長崎南高校SSH海外研修として、2年生4名がタイを訪問しました。中心となった活動は、タイ教育省から招待を受けて参加した「タイ・日本高校生サイエンスフェア(TJSSF)」です。6月7日(木)~9日(土)の3日間開催され、日本からは17の高校と11の高専が参加し、タイの高校生と交流しました。会場はタイ北部のピサヌロークで、タイのSSHである「プリンセスチュラポーン科学高校(PCSHS)」のピサヌローク校です。

〔6月5日(火)〕
7:00発の高速バスで長崎駅前を出発し、9:25に福岡空港に到着、搭乗手続、保安検査、出国審査を経て、11:35発のタイ国際航空での約5時間の空旅の後、現地時刻(日本から-2時間)15:00にバンコクのスワンナプーム空港に到着しました。入国後、現地添乗員の案内で最初の研修地である「パーククローン市場」へ向かいました。24時間営業で、花を中心に果物や野菜も売られており、タイの熱帯植物が商用としてどのように取り扱われているかを学びました。

〔6月6日(水)〕
6:15にホテルを出発し、ドンムアン空港発8:45の便に乗り、9:50にピサヌローク空港へ到着しました。そこで本校の今回のパートナー校であるPCSHSチョンブリ校の先生方の出迎えを受け、同じ参加校の奈良女子大学附属中等教育学校の4名の生徒と一緒に市街地へ向かいました。まず、地元の食堂で昼食をとり、次にワットヤイを見学しました。ここは1357年建立の歴史ある仏教寺院で、金色の美しい仏像が安置されています。14:30にはTJSSFの会場であるPCSHSピサヌローク校に到着し、同校の生徒達の大歓迎を受けました。この日からの4泊は、この学校の学生寮での宿泊となります。まずは、発表へ向けての準備をし、その後、早速、交流を深めました。

〔6月7日(木)〕
TJSSFは3日間の開催です。初日はシリントン王女を迎えての開会式で始まりました。生徒達は開始2時間前の7:00から講堂で待機していました。午後にはパソコン(パワーポイント)やポスターによるプレゼンを視聴し、タイや日本の高校生による様々なサイエンスプロジェクトに触れました。18:00からの歓迎会では、タイの音楽や舞踊などの伝統文化を満喫しました。

〔6月8日(金)〕
TJSSF2日目は、タイ人教授(物理学)による基調講演から始まりました。10:00からはいよいよ本校生徒によるサイエンスプロジェクトの発表です。約15名を前に、パワーポイントを使い、英語で発表しました。自分達の研究ではなく、本校のSSHとしてのこれまでの取り組みの紹介を兼ねて、先輩がかつて日本一の評価を受けた「キクの花弁の組織培養」について発表しました。緊張と不安の中での発表でしたが、事前の練習の成果をしっかりと発揮することができました。また、14:00からのポスタープレゼンでは、同じ内容について英語で説明しました。
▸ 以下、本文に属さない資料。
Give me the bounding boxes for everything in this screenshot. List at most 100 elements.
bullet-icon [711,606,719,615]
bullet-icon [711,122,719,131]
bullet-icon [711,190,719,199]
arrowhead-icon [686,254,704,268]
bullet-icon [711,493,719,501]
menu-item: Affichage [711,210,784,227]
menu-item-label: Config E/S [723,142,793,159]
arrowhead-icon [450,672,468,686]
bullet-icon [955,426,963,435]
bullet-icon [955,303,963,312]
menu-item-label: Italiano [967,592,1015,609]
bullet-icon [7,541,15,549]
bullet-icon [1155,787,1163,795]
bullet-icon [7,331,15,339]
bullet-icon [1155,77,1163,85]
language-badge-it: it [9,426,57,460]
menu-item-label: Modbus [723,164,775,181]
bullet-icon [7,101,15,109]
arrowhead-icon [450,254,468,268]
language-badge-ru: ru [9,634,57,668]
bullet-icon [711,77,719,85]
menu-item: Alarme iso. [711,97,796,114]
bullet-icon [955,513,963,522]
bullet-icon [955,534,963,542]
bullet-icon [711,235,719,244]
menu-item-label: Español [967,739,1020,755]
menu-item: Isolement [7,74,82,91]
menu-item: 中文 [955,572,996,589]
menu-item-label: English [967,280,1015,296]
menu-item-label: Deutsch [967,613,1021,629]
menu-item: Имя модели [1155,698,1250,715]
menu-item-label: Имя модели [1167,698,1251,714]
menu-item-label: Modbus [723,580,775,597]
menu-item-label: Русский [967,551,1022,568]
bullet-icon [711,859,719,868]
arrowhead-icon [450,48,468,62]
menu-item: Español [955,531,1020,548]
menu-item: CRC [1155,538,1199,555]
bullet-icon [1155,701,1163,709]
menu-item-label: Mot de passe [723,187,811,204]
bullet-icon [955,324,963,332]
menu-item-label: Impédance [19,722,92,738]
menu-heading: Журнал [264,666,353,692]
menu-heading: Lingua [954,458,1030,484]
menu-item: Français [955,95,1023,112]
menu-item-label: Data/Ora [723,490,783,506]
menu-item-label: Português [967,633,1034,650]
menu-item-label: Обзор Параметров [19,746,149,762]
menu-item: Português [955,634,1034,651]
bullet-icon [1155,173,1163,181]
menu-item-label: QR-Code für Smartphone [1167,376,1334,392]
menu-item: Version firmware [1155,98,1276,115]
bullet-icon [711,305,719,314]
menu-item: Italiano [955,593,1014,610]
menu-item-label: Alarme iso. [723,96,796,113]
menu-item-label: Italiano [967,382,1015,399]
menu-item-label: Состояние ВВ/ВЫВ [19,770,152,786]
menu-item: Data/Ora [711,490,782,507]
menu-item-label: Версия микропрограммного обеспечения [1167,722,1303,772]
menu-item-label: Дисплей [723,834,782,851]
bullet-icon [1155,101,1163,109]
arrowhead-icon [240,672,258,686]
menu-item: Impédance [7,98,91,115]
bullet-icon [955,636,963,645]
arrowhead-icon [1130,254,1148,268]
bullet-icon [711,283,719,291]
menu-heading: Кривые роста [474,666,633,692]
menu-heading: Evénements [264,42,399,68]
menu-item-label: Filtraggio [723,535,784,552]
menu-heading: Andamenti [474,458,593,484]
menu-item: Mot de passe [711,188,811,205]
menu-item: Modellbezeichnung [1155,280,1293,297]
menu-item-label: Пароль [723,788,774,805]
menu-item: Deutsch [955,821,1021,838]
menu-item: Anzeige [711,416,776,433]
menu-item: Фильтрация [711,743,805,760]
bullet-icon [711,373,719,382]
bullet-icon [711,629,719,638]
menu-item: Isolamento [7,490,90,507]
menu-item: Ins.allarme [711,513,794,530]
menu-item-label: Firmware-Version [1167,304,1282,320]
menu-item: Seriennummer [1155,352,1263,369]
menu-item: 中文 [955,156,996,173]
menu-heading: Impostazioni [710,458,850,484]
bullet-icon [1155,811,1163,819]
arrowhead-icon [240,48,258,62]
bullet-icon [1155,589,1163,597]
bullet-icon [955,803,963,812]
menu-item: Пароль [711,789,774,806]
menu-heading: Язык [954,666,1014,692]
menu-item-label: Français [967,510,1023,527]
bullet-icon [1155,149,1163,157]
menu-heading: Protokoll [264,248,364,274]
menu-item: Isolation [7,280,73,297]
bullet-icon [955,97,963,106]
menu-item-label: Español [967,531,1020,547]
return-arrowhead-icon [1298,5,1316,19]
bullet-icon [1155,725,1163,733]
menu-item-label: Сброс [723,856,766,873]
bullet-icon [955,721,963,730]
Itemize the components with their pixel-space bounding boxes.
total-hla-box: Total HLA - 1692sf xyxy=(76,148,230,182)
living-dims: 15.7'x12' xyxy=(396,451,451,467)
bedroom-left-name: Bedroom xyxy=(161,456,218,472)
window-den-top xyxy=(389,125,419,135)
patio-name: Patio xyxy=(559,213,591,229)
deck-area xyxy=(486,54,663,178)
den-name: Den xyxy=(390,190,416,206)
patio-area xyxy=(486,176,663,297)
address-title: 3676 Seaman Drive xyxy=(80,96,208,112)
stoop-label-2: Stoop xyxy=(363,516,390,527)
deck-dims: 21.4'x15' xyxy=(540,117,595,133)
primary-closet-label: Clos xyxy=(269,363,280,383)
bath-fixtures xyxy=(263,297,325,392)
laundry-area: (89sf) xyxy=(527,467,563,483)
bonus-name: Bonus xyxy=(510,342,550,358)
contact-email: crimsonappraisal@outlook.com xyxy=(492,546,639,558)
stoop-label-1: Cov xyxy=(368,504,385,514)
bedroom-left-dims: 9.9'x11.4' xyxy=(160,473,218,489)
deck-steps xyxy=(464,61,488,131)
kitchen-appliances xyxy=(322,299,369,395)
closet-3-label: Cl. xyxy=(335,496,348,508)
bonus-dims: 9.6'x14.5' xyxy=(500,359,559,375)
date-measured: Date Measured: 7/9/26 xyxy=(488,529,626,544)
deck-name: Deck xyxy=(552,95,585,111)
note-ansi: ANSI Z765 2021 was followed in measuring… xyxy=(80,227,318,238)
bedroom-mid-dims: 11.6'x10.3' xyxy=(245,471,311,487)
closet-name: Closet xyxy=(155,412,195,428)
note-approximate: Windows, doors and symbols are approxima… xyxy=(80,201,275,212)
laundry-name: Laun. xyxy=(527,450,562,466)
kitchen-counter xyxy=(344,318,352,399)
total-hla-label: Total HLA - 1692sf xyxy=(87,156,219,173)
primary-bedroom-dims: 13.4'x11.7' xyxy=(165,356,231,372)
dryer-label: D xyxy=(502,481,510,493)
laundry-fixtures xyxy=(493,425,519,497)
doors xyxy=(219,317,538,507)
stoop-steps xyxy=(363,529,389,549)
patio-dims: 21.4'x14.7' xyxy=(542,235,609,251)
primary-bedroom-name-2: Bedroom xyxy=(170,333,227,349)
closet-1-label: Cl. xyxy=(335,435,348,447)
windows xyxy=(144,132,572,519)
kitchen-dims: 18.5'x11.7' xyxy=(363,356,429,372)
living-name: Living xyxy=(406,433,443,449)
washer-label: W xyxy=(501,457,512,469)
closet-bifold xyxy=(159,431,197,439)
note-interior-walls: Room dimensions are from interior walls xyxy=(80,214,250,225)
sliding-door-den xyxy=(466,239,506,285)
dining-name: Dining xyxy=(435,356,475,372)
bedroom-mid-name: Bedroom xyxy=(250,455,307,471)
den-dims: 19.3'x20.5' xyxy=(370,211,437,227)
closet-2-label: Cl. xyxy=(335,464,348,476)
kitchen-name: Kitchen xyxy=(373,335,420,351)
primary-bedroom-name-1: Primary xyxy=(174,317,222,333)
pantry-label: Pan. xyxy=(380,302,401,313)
その後も「サイエンスウォークラリー」「星空観察」と続き、まさに「サイエンス」づくしの一日でした。

〔6月9日(土)〕
TJSSF最終日は、3コースのフィールドトリップが設定され、2名が「伝統医療」を、2名が「米栽培」を選択しました。「伝統医療」では地元の大学を訪問し、タイ式のマッサージやヨガ(ルーシーダットン)を教わったり、いくつかのハーブを組み合わせて「ヤードム」という嗅ぎ薬を作ったりしました。夜の送別会では、タイの高校生による伝統舞踊などが次々と披露され、初日の歓迎会以上の盛り上がりを見せました。この4日間のPCSHSピサヌローク校滞在を通して、4名の2年生はタイの高校生と交流しながら、科学英語を海外で発信するという貴重な体験をすることができました。

〔6月10日(日)〕
いよいよタイでの最後の一日です。5:30という早朝出発にもかかわらず、4日間を一緒に過ごしたタイや日本の高校生達から見送りを受け、名残惜しい気持ちで空港に向かいました。9:00にはドンムアン空港に到着し、まずは「スネークファーム」での研修です。ここではタイに生息する多くの毒蛇が展示され、その生態が紹介されています。午後は「サムプラーンエレファントグラウンド&ズー」を訪れ、ゾウやワニを間近で観察しました。夜にはスワンナプーム空港へ向かい、深夜便で多くの思い出を胸にバンコクを飛び立ち日本に向かいました。